VRT (Vehicle Registration Tax) relief has also been restricted to a maximum amount of €5,000 while tax relief has been removed entirely on any EV costing above €50,000. While the average cost of a new car in Ireland is about €40,000, the average cost of an EV is in the region of €64,000.
Since December 2020 private imports from Britain have been subject to 23 per cent VAT on the value of the vehicle, due to Brexit.
The move to end the toll discounts also follows a doubling of the cost of on-street electric charging in November 2022. At that point, it was cheaper to drive some diesel cars, than electric equivalents.
Speaking in the Dáil in April, Minister for Transport Eamon Ryan said “providing a sustainable, low-carbon transport system is a key priority of my department”.
He said “ultimately, the goal is for a zero-emission mobility system by 2050″ and reiterated the Government’s “ambitious target of 945,000 EVs on our roads by 2030″.
In July, a total of 4,161 EVs were sold in Ireland which the car industry said was a record month for the type.
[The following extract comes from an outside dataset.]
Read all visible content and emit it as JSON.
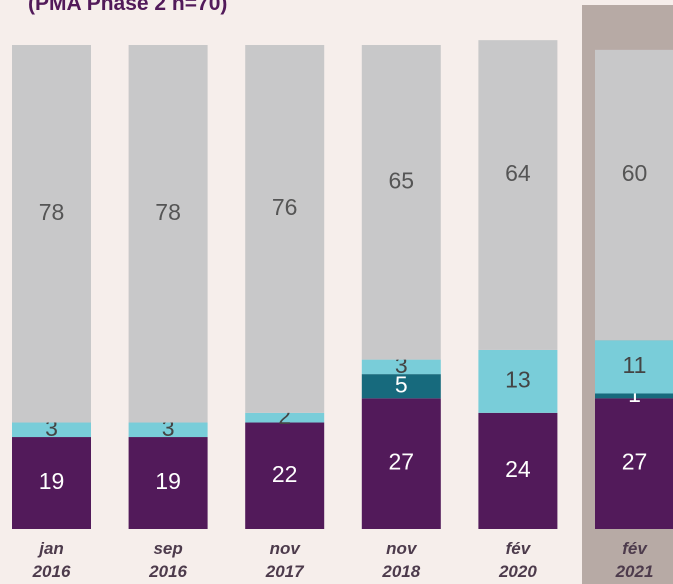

However, according to Tom Spencer of the online EV publication irishevs.com, sales “fell off a cliff after July”. Mr Spencer said he believed dealers had pre-bought vehicles because of a cut in the level of grant aid from €5,000 to €3,500 midyear.
He drew attention to Society of the Irish Motor Industry (SIMI) figures which show EV sales fell almost 20 per cent in September.
The Department of Transport said “Government investment for electric vehicles will continue to rebalance towards supporting EV charging infrastructure”. It said “this change aligns with similar polices in European nations, where countries including Norway, Germany and France have begun to curb vehicle subsidies and Government investment in EVs is moving towards infrastructure”.